Formation on 5' ends of mRNAs

The 5' cap of eukaryotic messenger RNA is bound at all times by various cap-binding complexes (CBCs).

==Nuclear cap-binding complex==

In the nucleus, freshly transcribed mRNA molecules are bound on the 5' cap by the nuclear cap-binding complex of Cbc1/Cbc2 in yeast or CBP20/CBP80 in metazoans. These aid in the export of the mRNA and protect it from decapping. They also serve as a marker for the so-called pioneer round of translation when the message is examined by nonsense mediated decay.

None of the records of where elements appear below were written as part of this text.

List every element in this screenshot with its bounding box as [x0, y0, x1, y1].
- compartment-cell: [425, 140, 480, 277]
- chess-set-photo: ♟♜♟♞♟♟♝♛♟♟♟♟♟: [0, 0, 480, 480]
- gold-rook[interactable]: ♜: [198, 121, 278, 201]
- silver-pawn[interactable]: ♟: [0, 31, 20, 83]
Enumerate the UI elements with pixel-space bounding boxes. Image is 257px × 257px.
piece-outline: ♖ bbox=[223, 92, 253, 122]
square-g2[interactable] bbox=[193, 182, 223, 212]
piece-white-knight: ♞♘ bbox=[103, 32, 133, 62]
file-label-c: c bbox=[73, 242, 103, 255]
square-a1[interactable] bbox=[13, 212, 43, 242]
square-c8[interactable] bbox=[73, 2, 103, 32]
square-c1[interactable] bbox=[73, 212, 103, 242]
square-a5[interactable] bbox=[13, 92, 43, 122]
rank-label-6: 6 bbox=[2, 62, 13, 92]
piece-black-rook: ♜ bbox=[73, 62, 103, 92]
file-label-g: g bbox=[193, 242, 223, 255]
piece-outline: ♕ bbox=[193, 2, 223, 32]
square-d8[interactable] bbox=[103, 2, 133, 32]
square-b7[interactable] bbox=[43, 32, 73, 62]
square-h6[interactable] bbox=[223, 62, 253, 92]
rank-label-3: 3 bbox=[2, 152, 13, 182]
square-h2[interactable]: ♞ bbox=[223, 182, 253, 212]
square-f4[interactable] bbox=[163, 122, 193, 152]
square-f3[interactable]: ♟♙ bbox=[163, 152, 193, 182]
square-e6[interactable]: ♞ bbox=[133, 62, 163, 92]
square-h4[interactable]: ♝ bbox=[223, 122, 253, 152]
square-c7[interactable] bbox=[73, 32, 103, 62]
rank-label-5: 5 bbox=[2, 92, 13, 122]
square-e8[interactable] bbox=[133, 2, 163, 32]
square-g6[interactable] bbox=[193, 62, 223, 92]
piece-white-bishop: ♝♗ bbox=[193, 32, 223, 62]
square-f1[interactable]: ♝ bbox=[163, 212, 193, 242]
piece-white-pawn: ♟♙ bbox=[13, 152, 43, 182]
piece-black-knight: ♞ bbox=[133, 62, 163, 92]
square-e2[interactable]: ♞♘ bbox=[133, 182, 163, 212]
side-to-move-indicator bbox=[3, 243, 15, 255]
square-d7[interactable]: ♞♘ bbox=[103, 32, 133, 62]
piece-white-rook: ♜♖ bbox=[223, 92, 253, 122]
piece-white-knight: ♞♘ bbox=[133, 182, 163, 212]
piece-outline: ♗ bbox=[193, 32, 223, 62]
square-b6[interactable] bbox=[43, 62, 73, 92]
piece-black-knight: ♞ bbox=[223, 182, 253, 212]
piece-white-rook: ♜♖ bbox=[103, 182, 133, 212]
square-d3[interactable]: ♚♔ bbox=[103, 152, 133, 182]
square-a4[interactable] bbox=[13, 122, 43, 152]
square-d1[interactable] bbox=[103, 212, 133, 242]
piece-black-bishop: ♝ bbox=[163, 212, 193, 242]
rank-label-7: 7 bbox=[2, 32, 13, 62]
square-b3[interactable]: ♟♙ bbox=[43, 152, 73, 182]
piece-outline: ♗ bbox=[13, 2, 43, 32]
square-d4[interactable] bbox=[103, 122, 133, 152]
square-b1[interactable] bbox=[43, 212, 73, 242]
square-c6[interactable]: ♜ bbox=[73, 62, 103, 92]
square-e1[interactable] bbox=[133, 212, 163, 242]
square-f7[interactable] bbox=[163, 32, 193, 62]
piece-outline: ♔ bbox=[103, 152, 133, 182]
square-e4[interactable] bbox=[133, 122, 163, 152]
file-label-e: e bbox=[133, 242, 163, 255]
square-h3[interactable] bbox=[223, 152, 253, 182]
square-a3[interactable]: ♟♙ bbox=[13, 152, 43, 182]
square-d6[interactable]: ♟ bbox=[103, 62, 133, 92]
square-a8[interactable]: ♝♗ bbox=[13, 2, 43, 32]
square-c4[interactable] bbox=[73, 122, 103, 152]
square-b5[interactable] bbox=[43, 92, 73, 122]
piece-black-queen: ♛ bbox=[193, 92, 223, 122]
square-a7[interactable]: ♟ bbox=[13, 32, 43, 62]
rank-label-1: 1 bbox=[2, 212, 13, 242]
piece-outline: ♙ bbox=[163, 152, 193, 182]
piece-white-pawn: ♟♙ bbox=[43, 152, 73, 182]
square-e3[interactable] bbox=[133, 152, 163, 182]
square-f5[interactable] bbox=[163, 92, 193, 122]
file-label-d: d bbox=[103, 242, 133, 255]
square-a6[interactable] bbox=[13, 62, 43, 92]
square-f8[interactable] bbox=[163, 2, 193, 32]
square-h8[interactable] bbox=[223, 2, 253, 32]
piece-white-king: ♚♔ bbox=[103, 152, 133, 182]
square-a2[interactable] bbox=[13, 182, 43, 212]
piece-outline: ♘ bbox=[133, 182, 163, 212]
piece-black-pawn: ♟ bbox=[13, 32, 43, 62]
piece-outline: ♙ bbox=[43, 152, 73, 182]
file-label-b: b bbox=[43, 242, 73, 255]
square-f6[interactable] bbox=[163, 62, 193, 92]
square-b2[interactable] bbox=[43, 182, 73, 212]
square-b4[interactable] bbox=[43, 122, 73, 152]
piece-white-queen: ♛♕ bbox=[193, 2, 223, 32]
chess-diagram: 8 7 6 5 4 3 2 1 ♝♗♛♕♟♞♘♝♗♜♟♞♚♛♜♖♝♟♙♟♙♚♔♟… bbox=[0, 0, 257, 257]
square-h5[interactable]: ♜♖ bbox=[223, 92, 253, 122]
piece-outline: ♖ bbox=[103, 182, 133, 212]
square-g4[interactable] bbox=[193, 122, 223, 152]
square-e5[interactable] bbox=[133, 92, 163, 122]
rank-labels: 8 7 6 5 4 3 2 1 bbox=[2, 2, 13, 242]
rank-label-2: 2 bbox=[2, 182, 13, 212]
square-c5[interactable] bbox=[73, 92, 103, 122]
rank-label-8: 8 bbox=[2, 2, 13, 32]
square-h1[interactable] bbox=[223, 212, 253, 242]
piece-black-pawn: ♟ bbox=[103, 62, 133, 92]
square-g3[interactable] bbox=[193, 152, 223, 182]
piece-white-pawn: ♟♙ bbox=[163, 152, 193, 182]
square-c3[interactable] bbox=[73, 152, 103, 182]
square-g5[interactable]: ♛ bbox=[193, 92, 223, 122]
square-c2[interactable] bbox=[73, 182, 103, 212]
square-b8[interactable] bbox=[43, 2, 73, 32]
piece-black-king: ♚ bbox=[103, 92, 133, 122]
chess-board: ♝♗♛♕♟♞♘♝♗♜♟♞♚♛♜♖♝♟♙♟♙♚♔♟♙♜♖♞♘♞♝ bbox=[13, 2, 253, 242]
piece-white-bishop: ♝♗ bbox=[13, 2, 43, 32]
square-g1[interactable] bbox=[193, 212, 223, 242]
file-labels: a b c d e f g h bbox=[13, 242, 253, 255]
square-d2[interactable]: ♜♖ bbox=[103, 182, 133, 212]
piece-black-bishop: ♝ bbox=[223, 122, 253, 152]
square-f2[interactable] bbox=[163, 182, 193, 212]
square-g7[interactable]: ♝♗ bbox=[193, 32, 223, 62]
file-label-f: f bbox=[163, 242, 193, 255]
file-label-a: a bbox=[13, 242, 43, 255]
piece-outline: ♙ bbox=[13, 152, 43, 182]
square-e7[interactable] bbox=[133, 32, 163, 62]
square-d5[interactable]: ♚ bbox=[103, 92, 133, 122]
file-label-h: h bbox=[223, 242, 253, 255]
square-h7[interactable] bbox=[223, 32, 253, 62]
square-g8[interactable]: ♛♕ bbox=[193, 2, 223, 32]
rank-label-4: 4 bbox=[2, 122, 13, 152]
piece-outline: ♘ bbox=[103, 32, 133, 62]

==Cytoplasmic cap-binding complex==

After the first round of translation ("pioneer round"), CBC20/80 is replaced by the translation initiation factor eIF4E. The eIF4F complex (eIF4E, eIF4G and eIF4A) then regulates translation in response to the state of the cell via its phosphorylation state and again protects the message from decapping.

==Decapping complex==

When translationally repressed or marked for decay by various mechanisms the 5' cap is bound by the mRNA decapping enzyme DCP2. A host of proteins accompany it including UPF1, UPF2, UPF3A, Dcp1, Dhh1, XRN1, and others. The decapping enzyme removes the 5' cap leading to destruction of the message.